1. Doctrine d'Aristote. – 2. Courant de pensée qui s'en est réclamé.

Dans la Physique(1), qui dresse un état systématique des recherches antérieures des physiologues présocratiques (repris dans la Métaphysique(2)), Aristote a imposé la notion de mouvement comme principe radical de la connaissance des êtres naturels. Mais le mouvement est entendu ici comme un processus général de changement qui affecte l'ensemble des êtres naturels : la phora, « mouvement local », n'est pas plus un mouvement que celui qui est issu de la rencontre des âmes végétatives, sensitives, motrices ou intellectives avec la matière qui leur correspond. L'hylémorphisme tient en l'affirmation de l'existence de trois principes : la matière (la substance ou le sujet), la forme et la privation de forme (accidents). En ce sens Aristote inverse la théorie platonicienne de la metexis, ou « participation », en pensant conjointement, dans chaque individu, le principe matériel et le principe formel, ou l'idée, qui est l'enchaînement concret des formes qu'une matière, toujours en retrait, se donne à elle-même dans l'incessant passage de la puissance à l'acte.

La métaphysique aristotélicienne pose, en particulier, la question de l'être qui n'est qu'être, par opposition à l'être déterminé (être ceci ou cela, être ici ou là, etc.).
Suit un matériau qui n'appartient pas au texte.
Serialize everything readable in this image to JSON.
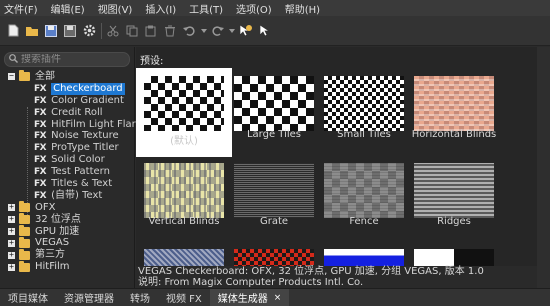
{
  "menu": [
    "文件(F)",
    "编辑(E)",
    "视图(V)",
    "插入(I)",
    "工具(T)",
    "选项(O)",
    "帮助(H)"
  ],
  "toolbar": {
    "icons": [
      "new-file-icon",
      "open-folder-icon",
      "save-icon",
      "save-as-icon",
      "settings-gear-icon",
      "cut-icon",
      "copy-icon",
      "paste-icon",
      "trash-icon",
      "undo-icon",
      "redo-icon",
      "help-pointer-icon",
      "whats-this-icon"
    ]
  },
  "sidebar": {
    "search_placeholder": "搜索插件",
    "root": "全部",
    "fx_tag": "FX",
    "fx_items": [
      "Checkerboard",
      "Color Gradient",
      "Credit Roll",
      "HitFilm Light Flares",
      "Noise Texture",
      "ProType Titler",
      "Solid Color",
      "Test Pattern",
      "Titles & Text",
      "(自带) Text"
    ],
    "folders": [
      "OFX",
      "32 位浮点",
      "GPU 加速",
      "VEGAS",
      "第三方",
      "HitFilm"
    ]
  },
  "main": {
    "presets_label": "预设:",
    "tiles": [
      "(默认)",
      "Large Tiles",
      "Small Tiles",
      "Horizontal Blinds",
      "Vertical Blinds",
      "Grate",
      "Fence",
      "Ridges"
    ]
  },
  "status": {
    "line1": "VEGAS Checkerboard: OFX, 32 位浮点, GPU 加速, 分组 VEGAS, 版本 1.0",
    "line2": "说明: From Magix Computer Products Intl. Co."
  },
  "tabs": [
    "项目媒体",
    "资源管理器",
    "转场",
    "视频 FX",
    "媒体生成器"
  ],
  "tab_close": "×",
  "colors": {
    "selection": "#1e78d2",
    "folder": "#e9b84a",
    "background": "#2b2b2b"
  }
}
Toute connaissance déterminée de l'être, ou d'un étant en particulier, se réduit à l'articulation du mécanisme et de la finalité dans le jeu des quatres causes : cause matérielle et cause formelle (selon le principe même de l'hylémorphisme), cause efficiente (suivant en cela les indications liminaires de la Physique) et cause finale. Ce questionnement, dans la mesure où il ne peut régresser à l'infini, doit nécessairement poser comme son fondement authentique l'existence d'un principe premier : d'où l'ambivalence de l'aristotélisme, qui peut être conçu soit comme le point de départ de l'ontologie, soit comme une onto-théologie dont l'objet serait l'être par excellence ou l'être premier(3). La Métaphysique est aussi et surtout une mise en forme des membra disjecta de l'analyse aristotélicienne du langage, de la signification et de l'opération propre au connaître.
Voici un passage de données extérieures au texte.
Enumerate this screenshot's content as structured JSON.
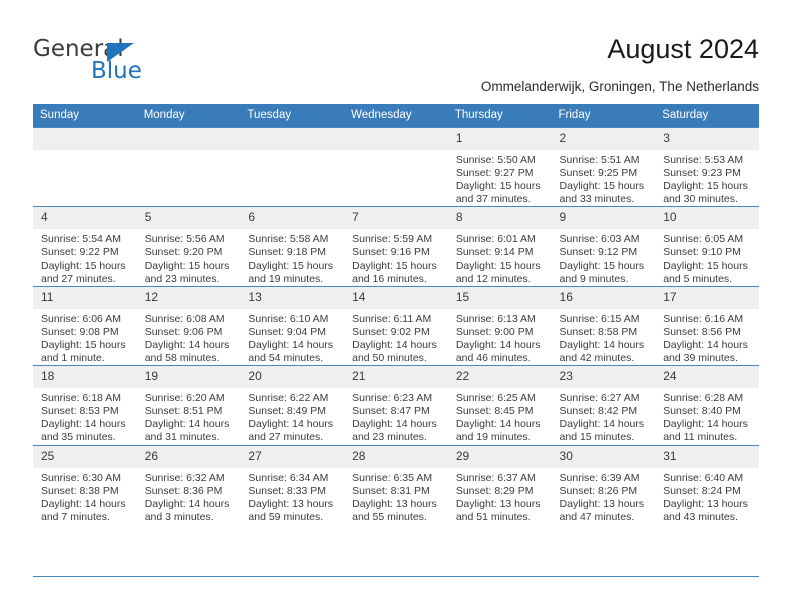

Mais il ne faut certes pas oublier que la doctrine d'Aristote, et sa diffusion par Théophraste(4), est un système complet dont on ne peut retrancher aucune partie. Ainsi l'étude de la diversité naturelle conduit-elle Aristote à composer une suite d'ouvrages qui sont comme le point d'ancrage, dans la pensée occidentale, d'une science du corps vivant. Ainsi peut-on dire aussi, suivant en cela Kant, que la logique, dans son sens classique, est sortie toute faite du cerveau d'Aristote, dans l'analyse qui est faite de la signification, de la valeur et de l'herméneutique complexe des propositions(5). La syllogistique, si décisive dans la théorie aristotélicienne de la science (c'est le syllogisme scientifique, dont les termes ne sont pas pris indifféremment, mais sont liés aux résultats de chaque science spéciale), est aussi une théorie de la démonstration, c'est-à-dire la première étude des propositions vraies du strict point de vue de leur forme.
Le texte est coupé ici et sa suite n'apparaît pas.